After using the new system for a couple of days, I now believe that a single-click[1] system, like the one Duncan describes, would probably be preferable for interaction efficiency / satisfaction reasons. (Having to click on two different UI widgets in two different screen locations—i.e., mouse move, click, another mouse move, click—is an annoyance.)
One downside of Duncan’s proposed widget design would be that it cannot accommodate the full range of currently permissible input values. The current two-widget system has 25 possible states (karma and agreement can each independently take on any of five values: ++, +, 0, −, −−), while the proposed “blue and orange compass rose” single-widget system has only 9 possible states (the neutral state, plus two strengths of vote × four directions).
It is not immediately obvious to me what an ideal solution would look like. The obvious solution (in terms of interaction design) would be to construct a mapping from the 25 states to the 9, wherein some of the 25 currently available input states should be impermissible, and some sets of the remainder of the 25 should each be collapsed into one of the 9 input states of the proposed widget. (I haven’t thought about the problem enough to know if a satisfactory such mapping exists.)
Or, to be more precise, a “single-click / double-click / click-and-hold, depending on implementation details and desired outcome, but in all cases a pointer interaction with only one UI widget in one location on the screen” system.
Hypothetically, you could represent all of the states by using the diamond, but adding a second ‘diamond’ or ‘shell’ around it, and making all of the vertexes and regions clickable. To express a +/+ you click in the upper right region; to express ++/++, the uppermost right region; to express 0/++, you click on the right-most tip; to express ++/0, you click on the bottom tip; and so on. The regions can be colored. (And for users who don’t get strong votes, it degrades nicely: you should omit the outer shell corresponding to the strong votes.) I’m sure I’ve seen this before in video games or something, but I’m not sure where or what it may be called (various search queries for ‘diamond’ don’t pull up anything relevant).
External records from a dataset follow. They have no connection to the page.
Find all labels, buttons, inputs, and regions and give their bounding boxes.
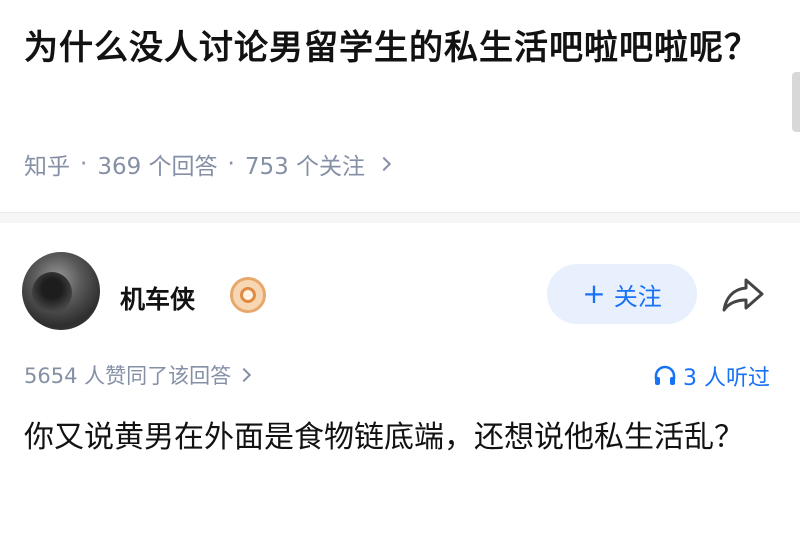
listen-count[interactable]: 3 人听过	[653, 360, 770, 392]
badge-icon[interactable]	[230, 277, 266, 313]
share-icon[interactable]	[720, 274, 766, 316]
author-name[interactable]: 机车侠	[120, 280, 195, 316]
source-label: 知乎	[24, 154, 70, 180]
scrollbar[interactable]	[792, 72, 800, 132]
follow-button[interactable]: + 关注	[547, 264, 697, 324]
answer-card: 机车侠 + 关注 5654 人赞同了该回答 3 人听过 你又说黄男在外面是食物链…	[0, 222, 800, 544]
question-header: 为什么没人讨论男留学生的私生活吧啦吧啦呢？ 知乎 · 369 个回答 · 753…	[0, 0, 800, 212]
headphone-icon	[654, 365, 676, 385]
follow-count: 753 个关注	[244, 154, 366, 180]
answer-count: 369 个回答	[97, 154, 218, 180]
question-title[interactable]: 为什么没人讨论男留学生的私生活吧啦吧啦呢？	[24, 22, 764, 75]
question-meta[interactable]: 知乎 · 369 个回答 · 753 个关注	[24, 147, 392, 181]
listen-count-label: 3 人听过	[683, 366, 770, 391]
plus-icon: +	[582, 277, 606, 310]
vote-count[interactable]: 5654 人赞同了该回答	[24, 360, 252, 390]
separator-dot: ·	[227, 151, 235, 177]
chevron-right-icon	[376, 156, 392, 172]
chevron-right-icon	[237, 367, 252, 383]
avatar[interactable]	[22, 252, 100, 330]
answer-content[interactable]: 你又说黄男在外面是食物链底端，还想说他私生活乱？	[24, 412, 764, 463]
vote-count-label: 5654 人赞同了该回答	[24, 364, 232, 388]
separator-dot: ·	[80, 151, 88, 177]
follow-button-label: 关注	[613, 282, 662, 311]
It’s a bit like a radar chart, but discretized.
This would be easy to use (as long as the vertexes have big hit boxes) since you make only 1 click (rather than needing to click 4 times or hold long twice for a ++/++) and use the mouse to choose what the pair is (which is a good use of mice), and could be implemented even as far back as Web 1.0 with imagemaps, but somewhat hard to explain—however, that’s what tooltips are for, and this is for power-users in the first place, so some learning curve is tolerable.
After using the new system for a couple of days, I now believe that a single-click[1] system, like the one Duncan describes, would probably be preferable for interaction efficiency / satisfaction reasons. (Having to click on two different UI widgets in two different screen locations—i.e., mouse move, click, another mouse move, click—is an annoyance.)
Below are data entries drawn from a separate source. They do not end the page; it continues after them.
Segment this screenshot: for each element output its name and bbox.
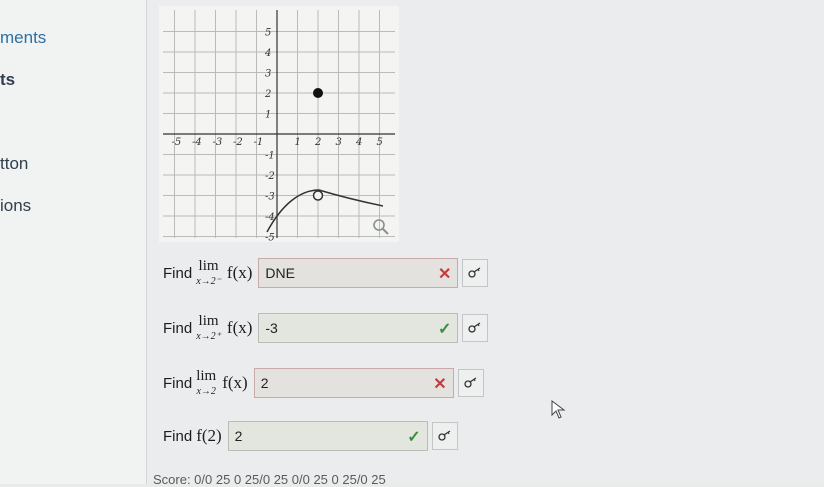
find-label: Find	[163, 264, 193, 282]
lim-label: lim	[198, 313, 219, 329]
y-tick-label: -1	[265, 151, 275, 162]
y-tick-label: -5	[265, 233, 275, 243]
incorrect-icon: ✕	[437, 266, 452, 283]
open-point	[312, 190, 324, 201]
answer-value: DNE	[265, 265, 295, 281]
function-label: f(x)	[226, 263, 253, 282]
question-panel: -5 -4 -3 -2 -1 1 2 3 4 5 5 4 3 2 1 -1 -2 -3 -4 -5 Find lim…	[147, 0, 824, 487]
lim-label: lim	[198, 258, 219, 274]
key-button[interactable]	[431, 422, 458, 450]
score-line: Score: 0/0 25 0 25/0 25 0/0 25 0 25/0 25	[153, 472, 386, 487]
function-label: f(x)	[222, 373, 248, 392]
lim-subscript: x→2⁺	[196, 331, 221, 342]
answer-input-right-limit[interactable]: -3 ✓	[258, 313, 459, 343]
lim-label: lim	[196, 368, 217, 384]
x-tick-label: -4	[192, 137, 202, 148]
key-button[interactable]	[457, 369, 484, 397]
x-tick-label: 3	[336, 137, 342, 148]
y-tick-label: 2	[264, 89, 271, 100]
answer-value: 2	[260, 375, 269, 391]
lim-subscript: x→2	[196, 386, 216, 397]
lim-subscript: x→2⁻	[196, 276, 221, 287]
key-icon	[468, 267, 481, 278]
x-tick-label: 1	[295, 137, 301, 148]
closed-point	[313, 88, 323, 98]
y-tick-label: 3	[265, 69, 271, 80]
correct-icon: ✓	[437, 321, 452, 338]
y-tick-label: 5	[265, 28, 271, 39]
question-function-value: Find f(2) 2 ✓	[163, 419, 458, 453]
find-label: Find	[163, 374, 193, 392]
question-left-limit: Find lim x→2⁻ f(x) DNE ✕	[163, 256, 489, 290]
x-tick-label: 2	[314, 137, 321, 148]
function-label: f(x)	[226, 318, 253, 337]
find-label: Find	[163, 427, 193, 445]
sidebar: ments ts tton ions	[0, 0, 147, 484]
question-two-sided-limit: Find lim x→2 f(x) 2 ✕	[163, 366, 484, 400]
answer-value: 2	[234, 428, 243, 444]
answer-value: -3	[265, 320, 278, 336]
answer-input-function-value[interactable]: 2 ✓	[227, 421, 428, 451]
answer-input-two-sided-limit[interactable]: 2 ✕	[253, 368, 454, 398]
x-tick-label: -2	[233, 137, 243, 148]
x-tick-label: -3	[213, 137, 223, 148]
answer-input-left-limit[interactable]: DNE ✕	[258, 258, 459, 288]
x-tick-label: -5	[172, 137, 182, 148]
x-tick-label: -1	[254, 137, 264, 148]
sidebar-item-grades[interactable]: ts	[0, 70, 15, 90]
mouse-cursor-icon	[551, 400, 566, 419]
x-tick-label: 5	[377, 137, 383, 148]
function-label: f(2)	[196, 426, 222, 445]
sidebar-item-assignments[interactable]: ments	[0, 28, 46, 48]
key-icon	[464, 377, 477, 388]
key-button[interactable]	[462, 314, 489, 342]
sidebar-item-options[interactable]: ions	[0, 196, 31, 216]
find-label: Find	[163, 319, 193, 337]
key-button[interactable]	[462, 259, 489, 287]
y-tick-label: 4	[264, 48, 271, 59]
key-icon	[468, 322, 481, 333]
incorrect-icon: ✕	[433, 376, 447, 393]
y-tick-label: -3	[265, 192, 275, 203]
question-right-limit: Find lim x→2⁺ f(x) -3 ✓	[163, 311, 489, 345]
y-tick-label: -2	[265, 171, 275, 182]
key-icon	[438, 430, 451, 441]
y-tick-label: 1	[265, 110, 271, 121]
correct-icon: ✓	[407, 429, 421, 446]
function-graph: -5 -4 -3 -2 -1 1 2 3 4 5 54321-1-2-3-4-5	[159, 6, 399, 242]
sidebar-item-button[interactable]: tton	[0, 154, 28, 174]
x-tick-label: 4	[355, 137, 362, 148]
One downside of Duncan’s proposed widget design would be that it cannot accommodate the full range of currently permissible input values. The current two-widget system has 25 possible states (karma and agreement can each independently take on any of five values: ++, +, 0, −, −−), while the proposed “blue and orange compass rose” single-widget system has only 9 possible states (the neutral state, plus two strengths of vote × four directions).
It is not immediately obvious to me what an ideal solution would look like. The obvious solution (in terms of interaction design) would be to construct a mapping from the 25 states to the 9, wherein some of the 25 currently available input states should be impermissible, and some sets of the remainder of the 25 should each be collapsed into one of the 9 input states of the proposed widget. (I haven’t thought about the problem enough to know if a satisfactory such mapping exists.)
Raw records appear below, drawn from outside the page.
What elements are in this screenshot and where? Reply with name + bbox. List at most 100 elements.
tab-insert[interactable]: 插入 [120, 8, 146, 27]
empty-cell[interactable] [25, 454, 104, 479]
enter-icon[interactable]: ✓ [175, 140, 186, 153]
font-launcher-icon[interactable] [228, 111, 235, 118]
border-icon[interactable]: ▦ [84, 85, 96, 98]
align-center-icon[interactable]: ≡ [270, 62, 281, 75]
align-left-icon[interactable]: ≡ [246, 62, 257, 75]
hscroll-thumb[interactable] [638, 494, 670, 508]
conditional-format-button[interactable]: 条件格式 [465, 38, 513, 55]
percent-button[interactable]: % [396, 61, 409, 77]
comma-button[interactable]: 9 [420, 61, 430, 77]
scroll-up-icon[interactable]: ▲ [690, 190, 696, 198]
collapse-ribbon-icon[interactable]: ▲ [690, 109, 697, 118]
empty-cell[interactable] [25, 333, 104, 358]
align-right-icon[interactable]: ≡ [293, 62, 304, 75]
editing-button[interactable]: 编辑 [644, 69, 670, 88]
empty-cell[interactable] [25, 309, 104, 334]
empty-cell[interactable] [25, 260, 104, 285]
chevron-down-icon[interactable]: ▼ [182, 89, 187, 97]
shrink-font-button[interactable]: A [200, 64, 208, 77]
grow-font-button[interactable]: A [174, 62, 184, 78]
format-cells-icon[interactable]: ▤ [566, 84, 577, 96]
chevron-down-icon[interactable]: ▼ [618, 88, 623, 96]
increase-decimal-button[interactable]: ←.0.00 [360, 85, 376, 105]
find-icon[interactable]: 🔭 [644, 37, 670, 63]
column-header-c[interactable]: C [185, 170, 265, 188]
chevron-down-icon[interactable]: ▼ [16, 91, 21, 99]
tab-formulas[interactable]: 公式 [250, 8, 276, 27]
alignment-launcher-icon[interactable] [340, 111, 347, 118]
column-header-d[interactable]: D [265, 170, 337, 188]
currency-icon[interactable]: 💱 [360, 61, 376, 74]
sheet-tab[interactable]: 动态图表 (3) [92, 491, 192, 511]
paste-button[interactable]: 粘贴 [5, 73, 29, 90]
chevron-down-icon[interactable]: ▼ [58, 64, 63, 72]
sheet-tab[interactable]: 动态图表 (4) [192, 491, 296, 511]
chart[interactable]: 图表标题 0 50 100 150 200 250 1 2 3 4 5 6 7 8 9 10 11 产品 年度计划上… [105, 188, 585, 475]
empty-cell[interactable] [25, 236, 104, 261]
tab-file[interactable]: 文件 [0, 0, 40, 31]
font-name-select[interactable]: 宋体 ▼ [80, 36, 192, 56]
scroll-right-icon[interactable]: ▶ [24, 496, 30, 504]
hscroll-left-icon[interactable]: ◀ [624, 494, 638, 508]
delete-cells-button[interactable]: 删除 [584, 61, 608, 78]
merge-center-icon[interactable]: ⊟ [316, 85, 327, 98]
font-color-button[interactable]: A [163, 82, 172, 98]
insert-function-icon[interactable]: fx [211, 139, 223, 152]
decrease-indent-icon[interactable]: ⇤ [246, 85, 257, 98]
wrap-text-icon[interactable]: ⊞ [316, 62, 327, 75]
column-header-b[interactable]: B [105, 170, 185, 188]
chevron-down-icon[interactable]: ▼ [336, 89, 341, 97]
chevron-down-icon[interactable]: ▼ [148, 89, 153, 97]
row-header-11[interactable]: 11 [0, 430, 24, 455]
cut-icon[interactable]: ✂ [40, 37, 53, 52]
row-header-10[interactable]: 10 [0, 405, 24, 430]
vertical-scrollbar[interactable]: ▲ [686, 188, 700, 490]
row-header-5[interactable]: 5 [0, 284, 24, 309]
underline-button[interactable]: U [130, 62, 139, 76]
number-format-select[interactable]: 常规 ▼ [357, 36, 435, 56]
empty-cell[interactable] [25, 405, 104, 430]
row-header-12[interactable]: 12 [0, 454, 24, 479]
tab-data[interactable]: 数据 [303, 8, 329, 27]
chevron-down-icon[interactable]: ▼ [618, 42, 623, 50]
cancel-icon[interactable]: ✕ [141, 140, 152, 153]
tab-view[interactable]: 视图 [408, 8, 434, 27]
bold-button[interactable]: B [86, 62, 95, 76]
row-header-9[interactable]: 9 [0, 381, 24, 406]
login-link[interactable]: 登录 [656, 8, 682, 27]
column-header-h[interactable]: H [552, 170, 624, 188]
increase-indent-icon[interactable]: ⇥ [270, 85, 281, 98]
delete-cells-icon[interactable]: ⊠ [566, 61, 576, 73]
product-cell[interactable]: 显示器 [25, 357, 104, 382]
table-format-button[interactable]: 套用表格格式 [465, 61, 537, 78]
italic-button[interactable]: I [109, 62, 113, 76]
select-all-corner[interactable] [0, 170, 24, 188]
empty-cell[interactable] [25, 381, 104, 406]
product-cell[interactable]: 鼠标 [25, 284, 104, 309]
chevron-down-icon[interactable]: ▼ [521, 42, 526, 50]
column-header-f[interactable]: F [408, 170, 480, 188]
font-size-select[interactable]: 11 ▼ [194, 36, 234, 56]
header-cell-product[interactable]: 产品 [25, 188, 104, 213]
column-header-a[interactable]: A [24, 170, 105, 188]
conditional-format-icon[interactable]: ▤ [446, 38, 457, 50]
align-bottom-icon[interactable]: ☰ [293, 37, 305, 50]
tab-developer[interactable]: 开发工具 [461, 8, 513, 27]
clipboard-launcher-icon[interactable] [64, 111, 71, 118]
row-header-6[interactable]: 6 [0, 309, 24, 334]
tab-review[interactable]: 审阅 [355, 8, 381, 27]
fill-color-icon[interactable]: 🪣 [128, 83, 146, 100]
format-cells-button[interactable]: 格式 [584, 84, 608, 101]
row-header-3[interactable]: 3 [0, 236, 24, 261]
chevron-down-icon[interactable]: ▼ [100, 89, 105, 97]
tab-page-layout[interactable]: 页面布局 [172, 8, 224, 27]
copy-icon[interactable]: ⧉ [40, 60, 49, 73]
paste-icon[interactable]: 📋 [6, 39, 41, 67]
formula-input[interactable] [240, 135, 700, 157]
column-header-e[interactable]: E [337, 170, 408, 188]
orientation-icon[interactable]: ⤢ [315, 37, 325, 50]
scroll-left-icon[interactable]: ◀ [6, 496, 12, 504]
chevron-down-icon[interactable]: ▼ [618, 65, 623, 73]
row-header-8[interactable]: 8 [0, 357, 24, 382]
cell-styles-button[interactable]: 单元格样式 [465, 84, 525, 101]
Or, to be more precise, a “single-click / double-click / click-and-hold, depending on implementation details and desired outcome, but in all cases a pointer interaction with only one UI widget in one location on the screen” system.
Hypothetically, you could represent all of the states by using the diamond, but adding a second ‘diamond’ or ‘shell’ around it, and making all of the vertexes and regions clickable. To express a +/+ you click in the upper right region; to express ++/++, the uppermost right region; to express 0/++, you click on the right-most tip; to express ++/0, you click on the bottom tip; and so on. The regions can be colored. (And for users who don’t get strong votes, it degrades nicely: you should omit the outer shell corresponding to the strong votes.) I’m sure I’ve seen this before in video games or something, but I’m not sure where or what it may be called (various search queries for ‘diamond’ don’t pull up anything relevant). It’s a bit like a radar chart, but discretized.
This would be easy to use (as long as the vertexes have big hit boxes) since you make only 1 click (rather than needing to click 4 times or hold long twice for a ++/++) and use the mouse to choose what the pair is (which is a good use of mice), and could be implemented even as far back as Web 1.0 with imagemaps, but somewhat hard to explain—however, that’s what tooltips are for, and this is for power-users in the first place, so some learning curve is tolerable.